2. A stable pharmaceutical formulation comprising:
a) about 100 mg/mL mepolizumab;
b) about 10 mM to about 50 mM buffering agent, wherein the buffering agent is selected from adipic acid buffer, lysine buffer, and maleic acid buffer;
c) about 1 mM to about 500 mM amino acid;
and pH of 6.3 ± 0.2.

3. The pharmaceutical formulation of claim 1 or 2, wherein the amino acid is selected from proline, methionine, and alanine.

4. The pharmaceutical formulation of claim 1, wherein the anti-IL-5 antibody is mepolizumab or reslizumab.

5. The pharmaceutical formulation of claim 1 or 2, the pharmaceutical formulation further comprises a surfactant and/or an anti-oxidant and/or a chelating agent.

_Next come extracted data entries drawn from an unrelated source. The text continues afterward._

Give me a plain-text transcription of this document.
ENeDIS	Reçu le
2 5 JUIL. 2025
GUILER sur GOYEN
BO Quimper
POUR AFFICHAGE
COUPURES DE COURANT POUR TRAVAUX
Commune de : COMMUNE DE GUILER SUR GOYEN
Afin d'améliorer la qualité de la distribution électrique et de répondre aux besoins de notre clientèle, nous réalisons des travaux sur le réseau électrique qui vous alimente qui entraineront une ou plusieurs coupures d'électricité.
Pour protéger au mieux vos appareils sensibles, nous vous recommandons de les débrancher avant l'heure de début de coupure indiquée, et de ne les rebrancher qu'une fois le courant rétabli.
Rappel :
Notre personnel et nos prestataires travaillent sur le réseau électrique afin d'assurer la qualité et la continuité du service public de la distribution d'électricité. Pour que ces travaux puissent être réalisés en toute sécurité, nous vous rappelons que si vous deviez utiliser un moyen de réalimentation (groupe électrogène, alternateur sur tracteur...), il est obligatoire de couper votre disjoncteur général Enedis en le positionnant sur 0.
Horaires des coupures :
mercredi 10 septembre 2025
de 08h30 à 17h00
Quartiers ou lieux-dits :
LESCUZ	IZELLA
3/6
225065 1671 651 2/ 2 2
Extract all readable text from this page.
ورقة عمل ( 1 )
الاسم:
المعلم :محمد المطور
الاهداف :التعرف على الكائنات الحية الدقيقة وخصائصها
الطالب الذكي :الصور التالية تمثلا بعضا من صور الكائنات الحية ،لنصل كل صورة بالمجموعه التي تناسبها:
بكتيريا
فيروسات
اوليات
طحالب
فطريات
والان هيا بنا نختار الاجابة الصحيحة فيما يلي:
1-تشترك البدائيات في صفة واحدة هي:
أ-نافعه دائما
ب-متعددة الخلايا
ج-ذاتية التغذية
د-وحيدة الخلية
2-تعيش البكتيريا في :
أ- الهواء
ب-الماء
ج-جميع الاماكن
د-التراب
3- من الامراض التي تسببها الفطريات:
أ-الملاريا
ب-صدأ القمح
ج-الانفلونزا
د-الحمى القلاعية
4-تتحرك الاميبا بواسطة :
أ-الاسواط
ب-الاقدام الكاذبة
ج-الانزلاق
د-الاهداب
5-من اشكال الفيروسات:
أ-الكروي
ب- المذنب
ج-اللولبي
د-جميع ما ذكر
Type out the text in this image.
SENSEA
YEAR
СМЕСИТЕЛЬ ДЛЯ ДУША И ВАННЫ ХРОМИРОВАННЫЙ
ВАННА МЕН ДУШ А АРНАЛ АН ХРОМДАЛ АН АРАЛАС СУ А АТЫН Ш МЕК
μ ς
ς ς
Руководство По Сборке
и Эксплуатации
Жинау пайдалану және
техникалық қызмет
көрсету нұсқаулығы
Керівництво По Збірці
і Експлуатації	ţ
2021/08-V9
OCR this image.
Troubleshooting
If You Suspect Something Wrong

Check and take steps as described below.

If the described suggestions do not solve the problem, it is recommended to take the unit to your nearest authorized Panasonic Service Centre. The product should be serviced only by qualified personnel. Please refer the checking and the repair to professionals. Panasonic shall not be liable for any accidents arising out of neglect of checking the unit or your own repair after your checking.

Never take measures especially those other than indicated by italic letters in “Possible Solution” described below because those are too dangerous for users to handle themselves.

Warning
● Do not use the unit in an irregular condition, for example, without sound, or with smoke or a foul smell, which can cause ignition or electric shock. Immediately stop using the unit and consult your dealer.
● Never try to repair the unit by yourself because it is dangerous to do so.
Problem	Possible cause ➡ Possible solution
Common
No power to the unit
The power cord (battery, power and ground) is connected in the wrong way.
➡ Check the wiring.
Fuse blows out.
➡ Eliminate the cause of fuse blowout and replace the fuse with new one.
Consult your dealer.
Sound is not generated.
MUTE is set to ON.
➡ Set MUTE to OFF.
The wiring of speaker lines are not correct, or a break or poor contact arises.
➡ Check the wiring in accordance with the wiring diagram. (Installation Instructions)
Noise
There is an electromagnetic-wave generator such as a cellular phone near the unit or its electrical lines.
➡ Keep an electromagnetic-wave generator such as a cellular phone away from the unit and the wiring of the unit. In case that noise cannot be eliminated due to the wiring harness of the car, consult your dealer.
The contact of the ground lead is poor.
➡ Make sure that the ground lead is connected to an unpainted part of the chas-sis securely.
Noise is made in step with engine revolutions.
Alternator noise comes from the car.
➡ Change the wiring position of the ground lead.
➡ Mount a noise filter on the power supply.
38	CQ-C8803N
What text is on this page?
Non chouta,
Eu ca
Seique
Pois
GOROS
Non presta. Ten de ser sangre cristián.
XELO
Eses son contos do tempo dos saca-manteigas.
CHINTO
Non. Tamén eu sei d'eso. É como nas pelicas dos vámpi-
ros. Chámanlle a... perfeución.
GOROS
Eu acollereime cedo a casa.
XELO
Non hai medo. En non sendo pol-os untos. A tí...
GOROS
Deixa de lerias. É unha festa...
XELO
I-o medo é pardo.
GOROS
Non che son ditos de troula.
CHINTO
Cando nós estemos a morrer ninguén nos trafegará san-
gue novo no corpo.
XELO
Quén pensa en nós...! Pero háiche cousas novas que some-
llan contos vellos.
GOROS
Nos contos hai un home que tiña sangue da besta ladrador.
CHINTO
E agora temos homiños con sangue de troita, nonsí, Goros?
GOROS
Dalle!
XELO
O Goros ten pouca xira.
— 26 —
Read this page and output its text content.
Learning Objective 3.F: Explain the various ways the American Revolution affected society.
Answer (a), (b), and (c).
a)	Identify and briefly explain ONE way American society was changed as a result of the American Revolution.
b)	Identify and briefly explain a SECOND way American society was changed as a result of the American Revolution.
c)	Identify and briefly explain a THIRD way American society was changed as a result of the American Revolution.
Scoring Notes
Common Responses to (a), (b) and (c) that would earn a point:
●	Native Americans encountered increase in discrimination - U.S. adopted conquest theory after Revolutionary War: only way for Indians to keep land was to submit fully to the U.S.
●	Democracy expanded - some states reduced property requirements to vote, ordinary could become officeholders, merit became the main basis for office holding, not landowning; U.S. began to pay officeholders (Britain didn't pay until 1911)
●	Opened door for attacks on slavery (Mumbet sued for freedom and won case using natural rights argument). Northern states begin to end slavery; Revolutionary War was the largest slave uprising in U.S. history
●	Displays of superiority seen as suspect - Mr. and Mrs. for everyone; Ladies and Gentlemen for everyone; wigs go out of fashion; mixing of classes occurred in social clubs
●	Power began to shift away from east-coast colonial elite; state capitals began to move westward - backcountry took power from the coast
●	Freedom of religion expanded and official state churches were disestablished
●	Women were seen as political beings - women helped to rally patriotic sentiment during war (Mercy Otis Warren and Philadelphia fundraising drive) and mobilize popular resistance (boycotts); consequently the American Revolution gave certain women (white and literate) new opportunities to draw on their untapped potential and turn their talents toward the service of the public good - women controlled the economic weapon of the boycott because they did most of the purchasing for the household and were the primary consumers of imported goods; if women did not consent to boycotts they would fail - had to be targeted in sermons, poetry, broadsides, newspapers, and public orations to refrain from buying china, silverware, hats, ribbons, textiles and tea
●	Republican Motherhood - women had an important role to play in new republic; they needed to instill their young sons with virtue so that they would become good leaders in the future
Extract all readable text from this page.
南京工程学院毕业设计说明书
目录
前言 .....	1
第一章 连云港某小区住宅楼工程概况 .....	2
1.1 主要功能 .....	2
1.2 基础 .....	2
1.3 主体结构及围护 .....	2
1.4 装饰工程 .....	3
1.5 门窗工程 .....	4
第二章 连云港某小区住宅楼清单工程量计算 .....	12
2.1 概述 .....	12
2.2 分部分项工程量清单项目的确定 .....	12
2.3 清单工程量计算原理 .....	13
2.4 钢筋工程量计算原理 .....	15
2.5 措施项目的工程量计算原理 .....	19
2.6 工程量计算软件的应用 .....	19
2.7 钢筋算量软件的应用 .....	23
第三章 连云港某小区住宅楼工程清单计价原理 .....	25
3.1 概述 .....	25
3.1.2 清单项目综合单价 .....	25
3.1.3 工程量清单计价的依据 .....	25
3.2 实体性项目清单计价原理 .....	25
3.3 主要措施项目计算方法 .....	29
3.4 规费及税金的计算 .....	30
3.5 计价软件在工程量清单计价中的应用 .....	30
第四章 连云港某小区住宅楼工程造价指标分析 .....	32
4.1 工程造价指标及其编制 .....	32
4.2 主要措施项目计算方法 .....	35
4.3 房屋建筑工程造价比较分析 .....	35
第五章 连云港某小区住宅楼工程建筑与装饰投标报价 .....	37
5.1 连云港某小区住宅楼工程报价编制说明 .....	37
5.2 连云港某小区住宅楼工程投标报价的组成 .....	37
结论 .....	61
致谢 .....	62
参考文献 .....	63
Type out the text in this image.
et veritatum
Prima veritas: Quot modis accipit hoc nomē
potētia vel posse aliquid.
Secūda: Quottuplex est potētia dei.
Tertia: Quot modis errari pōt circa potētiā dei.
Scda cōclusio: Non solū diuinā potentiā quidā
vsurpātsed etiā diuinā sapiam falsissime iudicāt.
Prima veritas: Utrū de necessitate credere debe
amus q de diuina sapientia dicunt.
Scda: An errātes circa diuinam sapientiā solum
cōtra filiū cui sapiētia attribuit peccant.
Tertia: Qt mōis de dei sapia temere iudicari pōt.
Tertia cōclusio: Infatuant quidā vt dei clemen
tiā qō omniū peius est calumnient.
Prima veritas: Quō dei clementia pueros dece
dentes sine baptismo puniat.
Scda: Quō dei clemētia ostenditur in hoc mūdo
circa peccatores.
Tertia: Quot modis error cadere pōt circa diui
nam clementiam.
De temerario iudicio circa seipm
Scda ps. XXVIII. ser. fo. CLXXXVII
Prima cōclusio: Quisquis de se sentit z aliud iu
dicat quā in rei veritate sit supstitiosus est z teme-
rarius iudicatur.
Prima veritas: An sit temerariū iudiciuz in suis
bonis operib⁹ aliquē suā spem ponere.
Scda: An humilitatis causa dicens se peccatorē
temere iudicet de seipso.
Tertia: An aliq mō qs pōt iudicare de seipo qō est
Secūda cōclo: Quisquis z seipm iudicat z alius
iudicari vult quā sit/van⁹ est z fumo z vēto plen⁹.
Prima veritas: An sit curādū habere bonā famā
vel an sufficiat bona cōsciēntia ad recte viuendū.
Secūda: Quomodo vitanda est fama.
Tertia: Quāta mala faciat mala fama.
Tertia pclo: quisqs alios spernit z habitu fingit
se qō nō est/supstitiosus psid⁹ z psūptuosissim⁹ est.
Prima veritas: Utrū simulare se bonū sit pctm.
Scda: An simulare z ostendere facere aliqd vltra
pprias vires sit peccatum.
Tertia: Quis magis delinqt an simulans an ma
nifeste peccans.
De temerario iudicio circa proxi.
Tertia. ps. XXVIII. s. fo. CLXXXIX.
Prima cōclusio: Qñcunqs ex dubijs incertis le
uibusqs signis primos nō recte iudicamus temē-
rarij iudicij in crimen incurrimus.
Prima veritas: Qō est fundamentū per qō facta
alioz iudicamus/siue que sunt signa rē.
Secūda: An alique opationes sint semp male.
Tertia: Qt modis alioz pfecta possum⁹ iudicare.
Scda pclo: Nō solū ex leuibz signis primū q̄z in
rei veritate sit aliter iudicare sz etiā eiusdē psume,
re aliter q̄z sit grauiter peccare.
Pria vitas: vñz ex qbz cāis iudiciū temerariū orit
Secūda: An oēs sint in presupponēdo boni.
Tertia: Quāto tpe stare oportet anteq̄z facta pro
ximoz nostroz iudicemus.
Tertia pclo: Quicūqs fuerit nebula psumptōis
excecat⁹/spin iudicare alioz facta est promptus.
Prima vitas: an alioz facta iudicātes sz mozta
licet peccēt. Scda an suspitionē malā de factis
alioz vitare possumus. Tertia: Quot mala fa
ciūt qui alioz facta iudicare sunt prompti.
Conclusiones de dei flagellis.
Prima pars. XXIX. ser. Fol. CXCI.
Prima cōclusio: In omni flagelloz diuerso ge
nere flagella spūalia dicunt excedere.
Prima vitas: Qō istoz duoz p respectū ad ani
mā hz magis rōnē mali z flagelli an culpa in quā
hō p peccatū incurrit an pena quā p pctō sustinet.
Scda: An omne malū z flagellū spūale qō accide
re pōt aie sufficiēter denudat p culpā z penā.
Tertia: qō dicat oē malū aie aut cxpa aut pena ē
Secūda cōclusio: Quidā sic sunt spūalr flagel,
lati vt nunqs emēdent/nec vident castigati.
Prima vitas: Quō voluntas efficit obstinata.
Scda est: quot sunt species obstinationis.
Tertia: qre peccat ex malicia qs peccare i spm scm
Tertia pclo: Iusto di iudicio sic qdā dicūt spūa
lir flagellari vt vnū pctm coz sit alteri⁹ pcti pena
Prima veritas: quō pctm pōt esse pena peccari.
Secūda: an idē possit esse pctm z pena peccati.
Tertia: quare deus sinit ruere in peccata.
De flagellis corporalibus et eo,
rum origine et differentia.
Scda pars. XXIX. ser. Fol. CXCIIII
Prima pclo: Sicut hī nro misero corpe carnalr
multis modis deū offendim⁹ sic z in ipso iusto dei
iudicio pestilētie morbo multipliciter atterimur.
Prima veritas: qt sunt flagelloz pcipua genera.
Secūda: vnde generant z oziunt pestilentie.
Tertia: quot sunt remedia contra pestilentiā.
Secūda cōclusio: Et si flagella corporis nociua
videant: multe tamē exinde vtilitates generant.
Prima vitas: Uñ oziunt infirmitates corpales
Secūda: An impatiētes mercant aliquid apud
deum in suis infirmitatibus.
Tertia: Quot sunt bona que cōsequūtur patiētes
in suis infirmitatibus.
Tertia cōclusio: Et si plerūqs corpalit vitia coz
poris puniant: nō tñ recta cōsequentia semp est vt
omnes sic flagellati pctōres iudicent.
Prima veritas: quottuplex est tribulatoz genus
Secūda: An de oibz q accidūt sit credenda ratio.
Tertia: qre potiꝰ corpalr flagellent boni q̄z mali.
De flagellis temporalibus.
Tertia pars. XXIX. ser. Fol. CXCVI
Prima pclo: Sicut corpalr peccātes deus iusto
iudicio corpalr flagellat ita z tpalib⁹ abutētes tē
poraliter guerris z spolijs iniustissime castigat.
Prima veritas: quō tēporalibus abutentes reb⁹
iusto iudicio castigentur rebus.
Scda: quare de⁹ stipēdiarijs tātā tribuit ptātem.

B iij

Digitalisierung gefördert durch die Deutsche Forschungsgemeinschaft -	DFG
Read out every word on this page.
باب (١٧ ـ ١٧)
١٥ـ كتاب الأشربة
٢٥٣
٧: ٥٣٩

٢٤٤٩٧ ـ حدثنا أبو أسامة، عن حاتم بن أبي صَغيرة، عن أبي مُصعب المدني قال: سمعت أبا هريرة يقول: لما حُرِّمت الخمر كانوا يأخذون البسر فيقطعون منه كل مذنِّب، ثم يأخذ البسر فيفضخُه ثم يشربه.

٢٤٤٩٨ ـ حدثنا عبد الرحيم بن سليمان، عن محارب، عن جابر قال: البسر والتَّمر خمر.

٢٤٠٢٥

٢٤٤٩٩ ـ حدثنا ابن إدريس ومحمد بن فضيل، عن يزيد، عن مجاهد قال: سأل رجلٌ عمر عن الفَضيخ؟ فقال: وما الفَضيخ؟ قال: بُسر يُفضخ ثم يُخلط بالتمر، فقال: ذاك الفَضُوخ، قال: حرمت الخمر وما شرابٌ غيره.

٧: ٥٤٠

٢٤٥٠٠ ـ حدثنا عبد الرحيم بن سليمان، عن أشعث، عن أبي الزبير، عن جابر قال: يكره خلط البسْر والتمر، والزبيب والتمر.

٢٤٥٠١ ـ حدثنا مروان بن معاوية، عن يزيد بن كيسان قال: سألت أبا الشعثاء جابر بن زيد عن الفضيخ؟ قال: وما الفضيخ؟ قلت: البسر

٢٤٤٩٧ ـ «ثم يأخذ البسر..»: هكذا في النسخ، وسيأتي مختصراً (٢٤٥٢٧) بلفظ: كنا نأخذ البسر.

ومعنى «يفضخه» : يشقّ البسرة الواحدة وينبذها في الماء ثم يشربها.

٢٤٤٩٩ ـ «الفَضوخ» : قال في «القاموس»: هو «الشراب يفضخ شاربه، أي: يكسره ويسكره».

6. The pharmaceutical formulation of claim 5, wherein the surfactant is selected from polysorbate 20 or poloxomer 188 and the concentration of the surfactant is about 0.01 % to about 0.05 %.

7. The pharmaceutical formulation of claim 5, wherein the anti-oxidant is selected from aspartic acid or methionine and the concentration of the anti-oxidant is about 1 mM to about 100 mM.

8. The pharmaceutical formulation of claim 5, wherein the chelating agent is selected form pentetic acid (DTPA), ethylenediaminetetraacetic acid (EDTA), methinonine and combination thereof and the concentration of the chelating agent is about 0.01 mM to about 100 mM.

9. The pharmaceutical formulation of any of the preceding claims wherein the pharmaceutical formulation does not contain citrate.

10. The pharmaceutical formulation of any of the preceding claims wherein the pharmaceutical formulation is aqueous formulation or lyophilized formulation.